A Rare Mix Created Silicon Valley’s Startup Culture
When Facebook goes public later this spring, its founder, Mark Zuckerberg, will be following in the footsteps of a long line of Silicon Valley tech entrepreneurs that includes Steve Jobs and Google’s Larry Page and Sergey Brin. But there was a time when the idea of an engineer or scientist starting his or her own company was rare.
In 1956, what is now called Silicon Valley was called the Valley of the Heart’s Delight. Its rolling hills were covered with farms and orchards. To become Silicon Valley it needed four ingredients: the first, brilliant scientists.
Collecting Scientific Talent
William Shockley was certainly brilliant, says Leslie Berlin, a historian and archivist at Stanford University.
“People tend to collectively agree,” she says, that “[Shockley] was one of the smartest people to walk about this valley for quite a long time.”

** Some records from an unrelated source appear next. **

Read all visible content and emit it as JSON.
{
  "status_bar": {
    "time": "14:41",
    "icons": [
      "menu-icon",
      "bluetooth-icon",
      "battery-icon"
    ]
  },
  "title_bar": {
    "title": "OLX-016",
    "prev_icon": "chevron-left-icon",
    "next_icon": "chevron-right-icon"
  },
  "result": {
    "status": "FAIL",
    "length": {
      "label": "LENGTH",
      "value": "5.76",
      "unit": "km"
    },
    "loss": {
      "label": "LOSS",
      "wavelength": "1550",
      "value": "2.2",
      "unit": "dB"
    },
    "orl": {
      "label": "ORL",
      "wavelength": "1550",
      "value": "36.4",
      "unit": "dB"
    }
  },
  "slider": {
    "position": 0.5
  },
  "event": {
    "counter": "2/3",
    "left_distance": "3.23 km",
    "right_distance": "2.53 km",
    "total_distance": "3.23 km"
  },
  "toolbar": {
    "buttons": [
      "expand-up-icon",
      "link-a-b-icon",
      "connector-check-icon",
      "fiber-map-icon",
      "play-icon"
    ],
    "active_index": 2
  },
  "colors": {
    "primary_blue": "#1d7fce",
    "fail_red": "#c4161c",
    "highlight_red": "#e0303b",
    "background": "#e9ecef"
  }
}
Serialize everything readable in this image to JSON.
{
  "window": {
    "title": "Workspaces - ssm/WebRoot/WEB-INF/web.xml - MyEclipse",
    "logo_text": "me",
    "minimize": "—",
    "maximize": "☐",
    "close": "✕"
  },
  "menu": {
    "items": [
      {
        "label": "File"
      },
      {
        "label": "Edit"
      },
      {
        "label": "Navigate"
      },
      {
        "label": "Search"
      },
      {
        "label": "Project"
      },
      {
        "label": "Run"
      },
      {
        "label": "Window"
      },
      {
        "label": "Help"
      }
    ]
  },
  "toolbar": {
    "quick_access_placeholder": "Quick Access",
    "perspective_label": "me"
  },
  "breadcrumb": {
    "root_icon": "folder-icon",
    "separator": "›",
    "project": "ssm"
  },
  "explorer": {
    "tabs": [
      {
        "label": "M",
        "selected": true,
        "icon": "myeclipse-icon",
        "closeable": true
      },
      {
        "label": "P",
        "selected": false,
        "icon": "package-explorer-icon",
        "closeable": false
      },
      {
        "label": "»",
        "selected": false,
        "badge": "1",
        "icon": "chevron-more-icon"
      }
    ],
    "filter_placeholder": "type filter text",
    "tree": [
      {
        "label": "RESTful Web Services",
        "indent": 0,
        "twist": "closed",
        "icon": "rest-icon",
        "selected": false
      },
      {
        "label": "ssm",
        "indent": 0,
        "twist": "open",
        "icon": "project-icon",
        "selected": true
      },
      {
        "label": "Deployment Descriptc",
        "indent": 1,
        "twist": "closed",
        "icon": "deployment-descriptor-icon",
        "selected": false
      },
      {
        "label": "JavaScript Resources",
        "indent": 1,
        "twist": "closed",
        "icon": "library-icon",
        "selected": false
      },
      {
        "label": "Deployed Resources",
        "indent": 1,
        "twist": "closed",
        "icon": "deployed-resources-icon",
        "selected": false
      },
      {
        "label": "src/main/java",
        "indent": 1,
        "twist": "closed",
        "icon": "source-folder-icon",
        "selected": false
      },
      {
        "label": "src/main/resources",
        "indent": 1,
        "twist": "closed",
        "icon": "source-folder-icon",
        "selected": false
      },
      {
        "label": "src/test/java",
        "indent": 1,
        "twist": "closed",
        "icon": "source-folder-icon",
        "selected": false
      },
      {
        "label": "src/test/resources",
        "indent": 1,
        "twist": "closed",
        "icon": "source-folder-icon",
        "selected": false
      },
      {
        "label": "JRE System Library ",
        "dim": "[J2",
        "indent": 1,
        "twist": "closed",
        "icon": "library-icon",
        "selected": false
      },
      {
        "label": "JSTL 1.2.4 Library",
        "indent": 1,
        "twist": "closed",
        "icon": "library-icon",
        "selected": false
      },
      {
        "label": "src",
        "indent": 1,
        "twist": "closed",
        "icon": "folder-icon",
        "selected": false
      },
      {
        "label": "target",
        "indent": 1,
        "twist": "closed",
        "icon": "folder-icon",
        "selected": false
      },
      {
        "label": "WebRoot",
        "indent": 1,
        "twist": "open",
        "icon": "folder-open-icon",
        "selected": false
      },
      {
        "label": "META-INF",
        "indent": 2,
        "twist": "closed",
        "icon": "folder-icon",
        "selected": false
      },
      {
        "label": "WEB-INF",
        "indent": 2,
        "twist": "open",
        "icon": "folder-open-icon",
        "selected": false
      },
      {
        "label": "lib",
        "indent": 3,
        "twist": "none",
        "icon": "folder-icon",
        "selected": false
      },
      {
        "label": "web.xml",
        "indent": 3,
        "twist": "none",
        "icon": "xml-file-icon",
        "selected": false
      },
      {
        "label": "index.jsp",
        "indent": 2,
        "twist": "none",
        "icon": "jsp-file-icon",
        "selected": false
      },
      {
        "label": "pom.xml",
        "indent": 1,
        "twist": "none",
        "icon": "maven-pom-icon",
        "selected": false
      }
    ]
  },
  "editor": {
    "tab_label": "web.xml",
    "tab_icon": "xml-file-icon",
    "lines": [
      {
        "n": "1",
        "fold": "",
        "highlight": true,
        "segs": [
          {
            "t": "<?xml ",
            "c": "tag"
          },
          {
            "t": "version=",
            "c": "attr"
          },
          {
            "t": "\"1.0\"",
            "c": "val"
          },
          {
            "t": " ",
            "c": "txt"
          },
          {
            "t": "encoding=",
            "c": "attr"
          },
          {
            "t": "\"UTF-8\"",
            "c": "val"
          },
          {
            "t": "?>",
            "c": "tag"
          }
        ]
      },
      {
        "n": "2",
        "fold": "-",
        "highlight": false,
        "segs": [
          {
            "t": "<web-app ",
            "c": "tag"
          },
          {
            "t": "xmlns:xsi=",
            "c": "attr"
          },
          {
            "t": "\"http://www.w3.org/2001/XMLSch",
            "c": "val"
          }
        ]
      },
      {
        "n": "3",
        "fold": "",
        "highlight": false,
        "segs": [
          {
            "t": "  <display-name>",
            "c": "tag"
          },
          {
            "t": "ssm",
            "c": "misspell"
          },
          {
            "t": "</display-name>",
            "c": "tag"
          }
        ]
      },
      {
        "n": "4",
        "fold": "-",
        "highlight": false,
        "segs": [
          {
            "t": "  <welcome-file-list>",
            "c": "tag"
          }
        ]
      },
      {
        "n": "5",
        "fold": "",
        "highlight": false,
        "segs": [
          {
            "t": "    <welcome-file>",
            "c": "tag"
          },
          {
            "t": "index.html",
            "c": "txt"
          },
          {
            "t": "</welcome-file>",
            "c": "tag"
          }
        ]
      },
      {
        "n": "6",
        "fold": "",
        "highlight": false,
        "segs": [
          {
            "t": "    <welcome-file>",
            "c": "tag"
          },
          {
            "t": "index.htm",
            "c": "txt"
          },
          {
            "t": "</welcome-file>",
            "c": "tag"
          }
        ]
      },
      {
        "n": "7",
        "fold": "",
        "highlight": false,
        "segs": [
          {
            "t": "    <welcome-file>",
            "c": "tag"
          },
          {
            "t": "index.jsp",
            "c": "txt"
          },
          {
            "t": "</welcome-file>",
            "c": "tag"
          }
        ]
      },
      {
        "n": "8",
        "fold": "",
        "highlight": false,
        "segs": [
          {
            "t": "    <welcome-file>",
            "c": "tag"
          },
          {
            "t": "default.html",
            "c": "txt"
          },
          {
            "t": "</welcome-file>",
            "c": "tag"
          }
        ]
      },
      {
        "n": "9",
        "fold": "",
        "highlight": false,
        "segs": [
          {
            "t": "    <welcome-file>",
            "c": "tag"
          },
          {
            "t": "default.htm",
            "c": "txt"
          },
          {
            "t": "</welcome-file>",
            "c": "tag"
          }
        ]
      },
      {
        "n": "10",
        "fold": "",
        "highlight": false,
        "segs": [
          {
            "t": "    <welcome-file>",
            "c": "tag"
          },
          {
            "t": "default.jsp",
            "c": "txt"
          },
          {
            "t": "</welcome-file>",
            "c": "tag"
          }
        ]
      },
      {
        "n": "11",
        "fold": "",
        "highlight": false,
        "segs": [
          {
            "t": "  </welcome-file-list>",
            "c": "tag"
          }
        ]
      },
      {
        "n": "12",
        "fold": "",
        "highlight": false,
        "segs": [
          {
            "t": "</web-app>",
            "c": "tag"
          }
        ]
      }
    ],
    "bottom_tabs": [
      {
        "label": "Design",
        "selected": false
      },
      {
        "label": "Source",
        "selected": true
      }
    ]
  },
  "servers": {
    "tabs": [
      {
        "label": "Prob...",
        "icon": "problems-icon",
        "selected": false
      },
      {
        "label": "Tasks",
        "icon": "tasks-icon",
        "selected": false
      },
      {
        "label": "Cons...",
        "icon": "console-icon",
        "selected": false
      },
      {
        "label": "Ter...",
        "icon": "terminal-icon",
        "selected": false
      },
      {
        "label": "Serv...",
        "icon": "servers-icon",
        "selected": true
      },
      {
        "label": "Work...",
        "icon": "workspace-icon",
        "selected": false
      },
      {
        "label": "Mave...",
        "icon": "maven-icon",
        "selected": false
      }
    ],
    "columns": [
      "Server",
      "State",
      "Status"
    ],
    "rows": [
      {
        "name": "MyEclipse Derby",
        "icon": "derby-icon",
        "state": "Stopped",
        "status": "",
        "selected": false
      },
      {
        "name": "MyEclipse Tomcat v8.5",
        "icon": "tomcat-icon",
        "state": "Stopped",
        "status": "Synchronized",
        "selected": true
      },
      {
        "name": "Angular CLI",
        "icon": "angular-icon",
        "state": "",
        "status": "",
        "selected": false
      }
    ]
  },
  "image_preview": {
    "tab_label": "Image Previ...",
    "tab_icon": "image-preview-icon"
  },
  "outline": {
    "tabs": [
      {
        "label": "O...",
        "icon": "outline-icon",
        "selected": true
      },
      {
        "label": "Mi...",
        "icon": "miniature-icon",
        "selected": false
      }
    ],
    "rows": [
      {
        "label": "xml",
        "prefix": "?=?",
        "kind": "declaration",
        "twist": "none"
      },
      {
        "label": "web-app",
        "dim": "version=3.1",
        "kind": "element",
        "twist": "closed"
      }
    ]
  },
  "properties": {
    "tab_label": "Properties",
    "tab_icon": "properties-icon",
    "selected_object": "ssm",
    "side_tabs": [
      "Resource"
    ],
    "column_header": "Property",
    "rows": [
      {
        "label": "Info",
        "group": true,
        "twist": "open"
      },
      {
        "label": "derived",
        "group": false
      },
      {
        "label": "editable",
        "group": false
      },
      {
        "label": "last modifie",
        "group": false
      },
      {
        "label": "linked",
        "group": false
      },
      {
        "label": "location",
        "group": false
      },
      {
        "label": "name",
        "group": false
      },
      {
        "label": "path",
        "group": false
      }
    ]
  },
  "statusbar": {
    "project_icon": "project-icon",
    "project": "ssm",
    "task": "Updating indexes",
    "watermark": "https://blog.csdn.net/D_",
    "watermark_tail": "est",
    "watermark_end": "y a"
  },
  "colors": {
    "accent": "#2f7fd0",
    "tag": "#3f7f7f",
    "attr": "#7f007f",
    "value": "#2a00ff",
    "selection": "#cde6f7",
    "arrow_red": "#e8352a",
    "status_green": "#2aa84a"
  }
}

In 1956, Shockley won the Nobel Prize for co-inventing the transistor. His next dream was to make transistors out of silicon; he decided to set up his lab in Mountain View — near Palo Alto — largely for personal reasons.
“He’d grown up in Palo Alto,” Berlin says. Most importantly, she says, “his mother was still living in Palo Alto.”
Of course, it helped that nearby Stanford University was also doing federally funded electronics research. Shockley was a magnet who drew more brilliant scientists to the valley. Among them was Gordon Moore, co-founder of Intel and the man who would come up with Moore’s Law — the observation that the number of transistors on a chip doubles about every two years.